Desde sua chegada, Clea nunca deixou o apartamento na 307 Sul. "Quando chegamos,  encontramos este apartamento e compramos. Juntamos o que tínhamos. Era bem localizado, perto de escola, mercado e igreja. Sempre foi meu sonho morar perto dessas coisas. Deus ouviu minhas preces", conta. Para ela, a cidade tinha vida, naquela época, distante das dificuldades enfrentadas pelos primeiros pioneiros.

Paixão pela Grécia

Apaixonada por literatura e linguagens, Clea estudou muitos idiomas antigos e que deixaram de existir. Seu interesse a levou ao latim, tupi antigo, grego antigo, além de línguas como inglês, espanhol e francês. "Tudo que eu via e estudava vinha dos gregos. Meu nome é grego. Sou apaixonada pela Grécia. Fui conhecer aqueles lugares que eu tinha estudado e foi maravilhoso. A melhor viagem que já fiz", diz a pioneira, que conheceu cerca de 30 países.

A educação também foi um valor transmitido dentro de casa.
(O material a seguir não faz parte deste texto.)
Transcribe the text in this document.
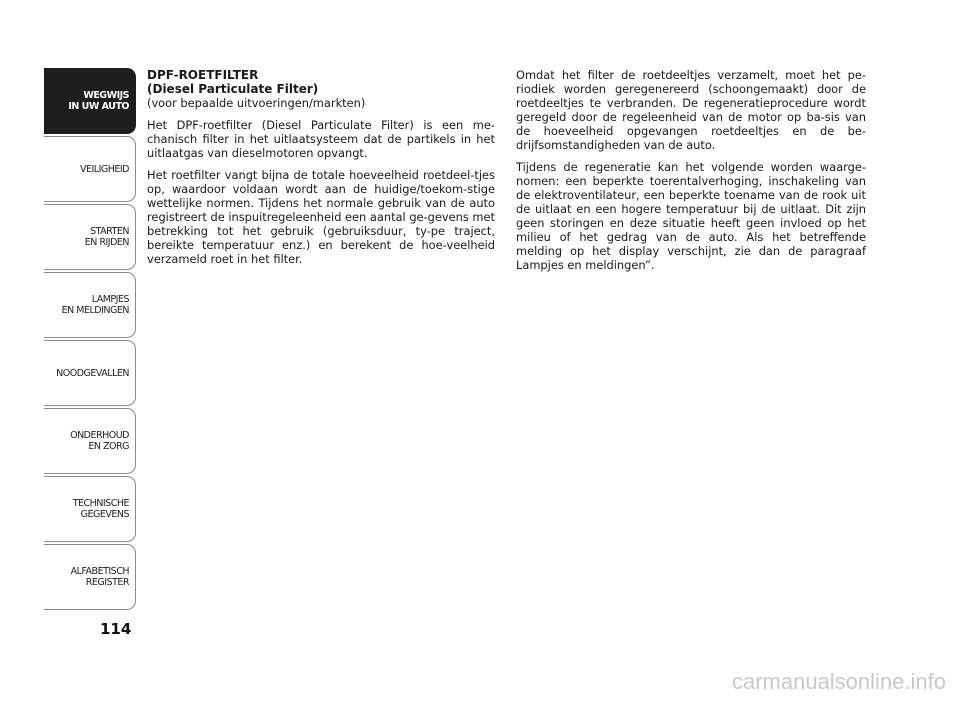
WEGWIJS
IN UW AUTO
VEILIGHEID
STARTEN
EN RIJDEN
LAMPJES
EN MELDINGEN
NOODGEVALLEN
ONDERHOUD
EN ZORG
TECHNISCHE
GEGEVENS
ALFABETISCH
REGISTER
114
DPF-ROETFILTER
(Diesel Particulate Filter)
(voor bepaalde uitvoeringen/markten)

Het DPF-roetfilter (Diesel Particulate Filter) is een me-chanisch filter in het uitlaatsysteem dat de partikels in het uitlaatgas van dieselmotoren opvangt.

Het roetfilter vangt bijna de totale hoeveelheid roetdeel-tjes op, waardoor voldaan wordt aan de huidige/toekom-stige wettelijke normen. Tijdens het normale gebruik van de auto registreert de inspuitregeleenheid een aantal ge-gevens met betrekking tot het gebruik (gebruiksduur, ty-pe traject, bereikte temperatuur enz.) en berekent de hoe-veelheid verzameld roet in het filter.

Omdat het filter de roetdeeltjes verzamelt, moet het pe-riodiek worden geregenereerd (schoongemaakt) door de roetdeeltjes te verbranden. De regeneratieprocedure wordt geregeld door de regeleenheid van de motor op ba-sis van de hoeveelheid opgevangen roetdeeltjes en de be-drijfsomstandigheden van de auto.

Tijdens de regeneratie kan het volgende worden waarge-nomen: een beperkte toerentalverhoging, inschakeling van de elektroventilateur, een beperkte toename van de rook uit de uitlaat en een hogere temperatuur bij de uitlaat. Dit zijn geen storingen en deze situatie heeft geen invloed op het milieu of het gedrag van de auto. Als het betreffende melding op het display verschijnt, zie dan de paragraaf Lampjes en meldingen”.

carmanualsonline.info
Clea incentivou as filhas a explorarem a arte e a cultura, realizando um sonho pessoal ao colocá-las no balé e em aulas de música. "Acho lindo, me realizei", relembra.
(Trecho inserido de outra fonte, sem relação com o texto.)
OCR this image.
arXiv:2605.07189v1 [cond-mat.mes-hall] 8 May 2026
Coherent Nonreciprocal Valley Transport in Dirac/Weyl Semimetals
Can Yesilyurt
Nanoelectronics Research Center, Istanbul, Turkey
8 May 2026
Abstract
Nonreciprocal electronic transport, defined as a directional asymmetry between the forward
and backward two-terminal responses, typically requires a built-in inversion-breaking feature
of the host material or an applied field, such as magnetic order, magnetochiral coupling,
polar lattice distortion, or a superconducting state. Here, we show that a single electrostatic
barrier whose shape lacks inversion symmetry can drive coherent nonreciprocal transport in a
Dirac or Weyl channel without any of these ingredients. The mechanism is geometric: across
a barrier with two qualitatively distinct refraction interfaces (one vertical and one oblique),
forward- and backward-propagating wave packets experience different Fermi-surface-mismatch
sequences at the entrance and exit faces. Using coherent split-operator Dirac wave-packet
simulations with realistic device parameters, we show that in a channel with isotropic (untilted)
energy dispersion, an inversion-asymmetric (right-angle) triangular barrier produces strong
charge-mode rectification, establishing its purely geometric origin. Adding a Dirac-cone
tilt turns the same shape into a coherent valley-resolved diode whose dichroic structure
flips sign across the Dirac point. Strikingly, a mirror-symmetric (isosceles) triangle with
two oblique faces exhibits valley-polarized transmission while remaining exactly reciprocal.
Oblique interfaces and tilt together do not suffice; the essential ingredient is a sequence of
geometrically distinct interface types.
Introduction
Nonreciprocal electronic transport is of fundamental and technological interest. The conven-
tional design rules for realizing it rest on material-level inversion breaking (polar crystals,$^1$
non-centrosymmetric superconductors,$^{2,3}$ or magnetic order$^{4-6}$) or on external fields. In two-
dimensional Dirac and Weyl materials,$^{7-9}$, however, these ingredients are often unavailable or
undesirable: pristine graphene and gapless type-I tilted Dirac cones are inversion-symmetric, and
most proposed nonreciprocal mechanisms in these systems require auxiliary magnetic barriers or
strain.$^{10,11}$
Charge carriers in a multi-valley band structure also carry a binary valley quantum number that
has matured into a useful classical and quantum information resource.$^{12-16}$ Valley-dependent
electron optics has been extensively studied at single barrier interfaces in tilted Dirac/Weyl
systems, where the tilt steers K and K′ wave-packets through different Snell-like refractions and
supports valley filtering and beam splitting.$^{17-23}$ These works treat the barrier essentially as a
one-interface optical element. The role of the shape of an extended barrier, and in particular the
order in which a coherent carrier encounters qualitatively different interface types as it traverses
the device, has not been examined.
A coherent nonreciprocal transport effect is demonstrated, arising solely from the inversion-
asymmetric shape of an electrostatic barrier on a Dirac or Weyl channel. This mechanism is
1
Clea também guarda memórias do encontro em uma missa com o ex-presidente Juscelino Kubitschek. "Foi um sonho para todo mundo a construção de Brasília. Um sonho que se realizou. Fui numa missa que o JK estava. Ele dançava muito bem, era um pé de valsa. Era muito carismático", recorda.

Hoje, após décadas vivendo na capital, Clea não esconde o sentimento de pertencimento. "Eu tive uma vida excelente aqui com os meus filhos. Só posso amar esse lugar que me levou para a frente. Meus filhos se criaram aqui, estudaram, se divertiram, têm muitos amigos. Como é que eu não vou gostar? Já me sinto uma completa estranha quando vou à minha terra. Sou praticamente brasiliense. Só o sotaque que ficou", conclui.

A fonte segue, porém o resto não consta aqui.